R - Normaux. Si nous ne remplaçons qu'un sur deux de ces départs, savez-vous à quel niveau sera la fonction Publique française à la fin de mon quinquennat, si les Français me choisissent ? Exactement au niveau de 1992, à l'époque où F. Mitterrand était président de la République et où personne ne disait que la France était sous-administrée. Je propose donc, alors que l'informatisation et que la décentralisation sont passées par là, de faire revenir les effectifs de la fonction publique au niveau de 1992. Prenons des exemples. Savez-vous que la Douane - 20.000 fonctionnaires - se trouve au même niveau d'effectifs qu'en 1980 ? Entre temps, on a supprimé les frontières dans l'Union européenne. Y a-t-il quelque chose à faire ? Ma réponse, c'est oui. Savez-vous que l'Etat a décentralisé aux régions la formation professionnelle ? Eh bien, le nombre de fonctionnaires de l'Etat qui s'occupe de la formation professionnelle a été multiplié par quatre. Savez-vous que l'Etat a décentralisé aux départements l'action sociale ? Eh bien le nombre de fonctionnaires d'Etat qui se consacrent à l'action sociale a augmenté de 60%. Enfin, dernier point, Mme Royal dit - et elle a raison : il faut réduire la dette de la France. Or, 45% du budget de la France c'est les salaires de la fonction publique. Et les retraites ? Si on ne pose pas la question des effectifs et de leur diminution, on ne peut pas réduire l'endettement.

Q - Mais direz-vous : dans quelles Administrations ? On a compris le raisonnement, N. Sarkozy... ...

R - J'ai pris un certain nombre d'exemples. ...

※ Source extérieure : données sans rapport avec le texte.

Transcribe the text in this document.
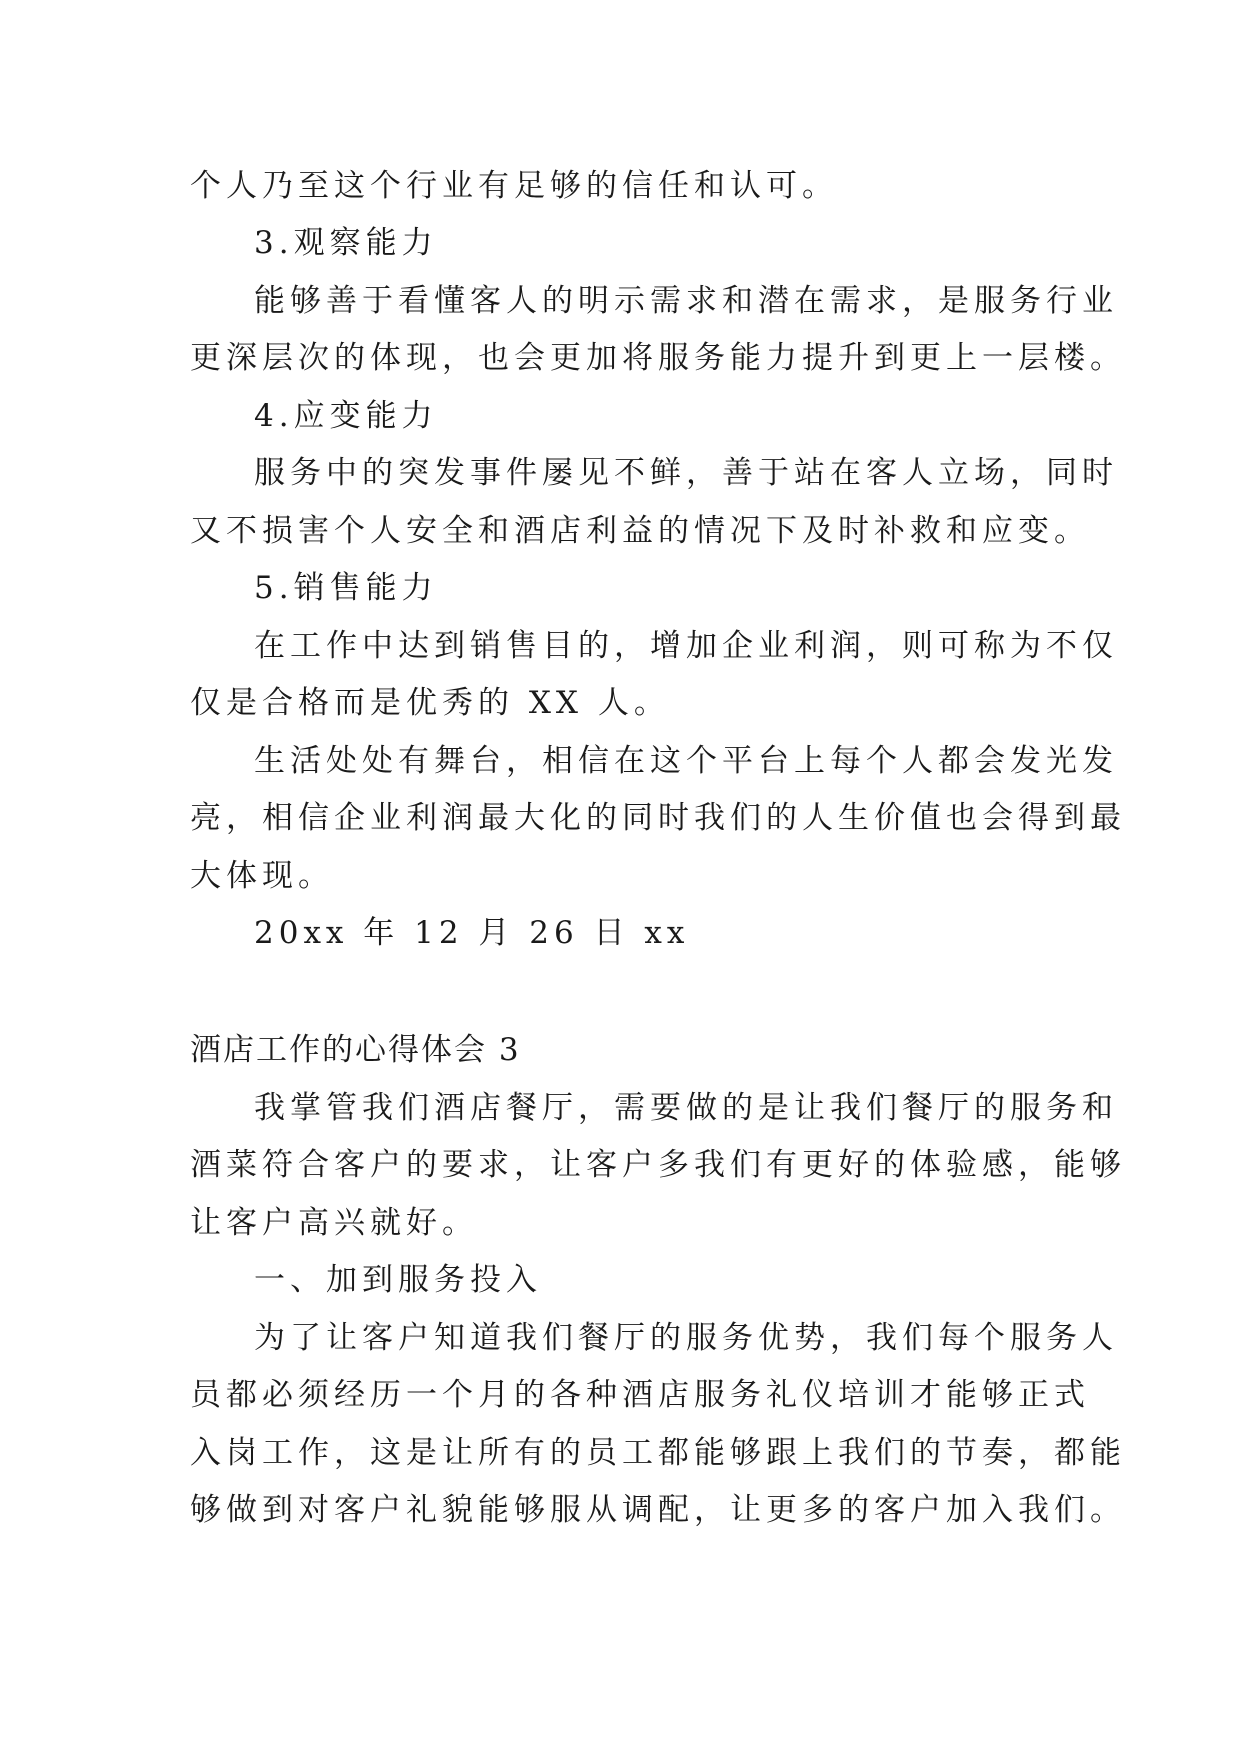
个人乃至这个行业有足够的信任和认可。
3.观察能力
能够善于看懂客人的明示需求和潜在需求，是服务行业
更深层次的体现，也会更加将服务能力提升到更上一层楼。
4.应变能力
服务中的突发事件屡见不鲜，善于站在客人立场，同时
又不损害个人安全和酒店利益的情况下及时补救和应变。
5.销售能力
在工作中达到销售目的，增加企业利润，则可称为不仅
仅是合格而是优秀的 XX 人。
生活处处有舞台，相信在这个平台上每个人都会发光发
亮，相信企业利润最大化的同时我们的人生价值也会得到最
大体现。
20xx 年 12 月 26 日 xx
酒店工作的心得体会 3
我掌管我们酒店餐厅，需要做的是让我们餐厅的服务和
酒菜符合客户的要求，让客户多我们有更好的体验感，能够
让客户高兴就好。
一、加到服务投入
为了让客户知道我们餐厅的服务优势，我们每个服务人
员都必须经历一个月的各种酒店服务礼仪培训才能够正式
入岗工作，这是让所有的员工都能够跟上我们的节奏，都能
够做到对客户礼貌能够服从调配，让更多的客户加入我们。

Q - Direz-vous don, par exemple, l'Education nationale : le nombre d'enseignants diminuera-t-il ?

R - Prenons des exemples, si vous le voulez bien. Je n'ai jamais compris. J'ai été deux ans ministre du Budget...

Q - Pas deux ans... ...

R - Si !

Q - Ministre du Budget ? Ah oui, en 1993-1995, d'accord. Je croyais dans la période actuelle. D'accord, d'accord. Ministre du Budget...

R - Monsieur Aphatie, c'est rare quand vous faites une erreur.

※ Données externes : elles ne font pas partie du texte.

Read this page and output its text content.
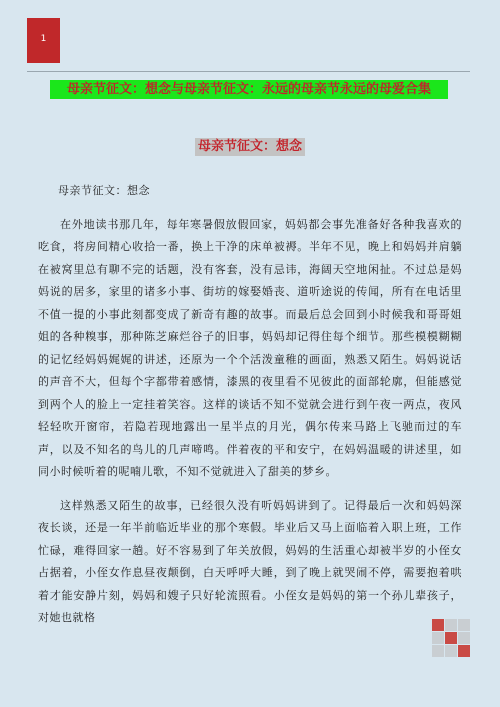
1
母亲节征文：想念与母亲节征文：永远的母亲节永远的母爱合集
母亲节征文：想念

母亲节征文：想念

在外地读书那几年，每年寒暑假放假回家，妈妈都会事先准备好各种我喜欢的吃食，将房间精心收拾一番，换上干净的床单被褥。半年不见，晚上和妈妈并肩躺在被窝里总有聊不完的话题，没有客套，没有忌讳，海阔天空地闲扯。不过总是妈妈说的居多，家里的诸多小事、街坊的嫁娶婚丧、道听途说的传闻，所有在电话里不值一提的小事此刻都变成了新奇有趣的故事。而最后总会回到小时候我和哥哥姐姐的各种糗事，那种陈芝麻烂谷子的旧事，妈妈却记得住每个细节。那些模模糊糊的记忆经妈妈娓娓的讲述，还原为一个个活泼童稚的画面，熟悉又陌生。妈妈说话的声音不大，但每个字都带着感情，漆黑的夜里看不见彼此的面部轮廓，但能感觉到两个人的脸上一定挂着笑容。这样的谈话不知不觉就会进行到午夜一两点，夜风轻轻吹开窗帘，若隐若现地露出一星半点的月光，偶尔传来马路上飞驰而过的车声，以及不知名的鸟儿的几声啼鸣。伴着夜的平和安宁，在妈妈温暖的讲述里，如同小时候听着的呢喃儿歌，不知不觉就进入了甜美的梦乡。

这样熟悉又陌生的故事，已经很久没有听妈妈讲到了。记得最后一次和妈妈深夜长谈，还是一年半前临近毕业的那个寒假。毕业后又马上面临着入职上班，工作忙碌，难得回家一趟。好不容易到了年关放假，妈妈的生活重心却被半岁的小侄女占据着，小侄女作息昼夜颠倒，白天呼呼大睡，到了晚上就哭闹不停，需要抱着哄着才能安静片刻，妈妈和嫂子只好轮流照看。小侄女是妈妈的第一个孙儿辈孩子，对她也就格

Q - Non, non, mais ministre du Budget : 1993-1995.

R - Ca prouve que ça peut arriver à tout le monde, pas simplement à A. Duhamel ! C'est rassurant. Ca vous prouve très humain.

Q - C'était une erreur, A. Duhamel ? D'accord. Merci.

R - Alors, la DGI calcule l'impôt des Français : 80.000 fonctionnaires. La comptabilité publique perçoit l'impôt des Français : 60.000 fonctionnaires. Je veux la fusion de ces administrations. Deuxième exemple - vous en voulez un ! ANPE, UNEDIC, Maison de l'Emploi... Celui qui alloue un chèque d'indemnisation aux chômeurs n'est pas celui qui lui trouve un emploi. Je veux que ce soit le même service. Mais je peux en prendre d'autres.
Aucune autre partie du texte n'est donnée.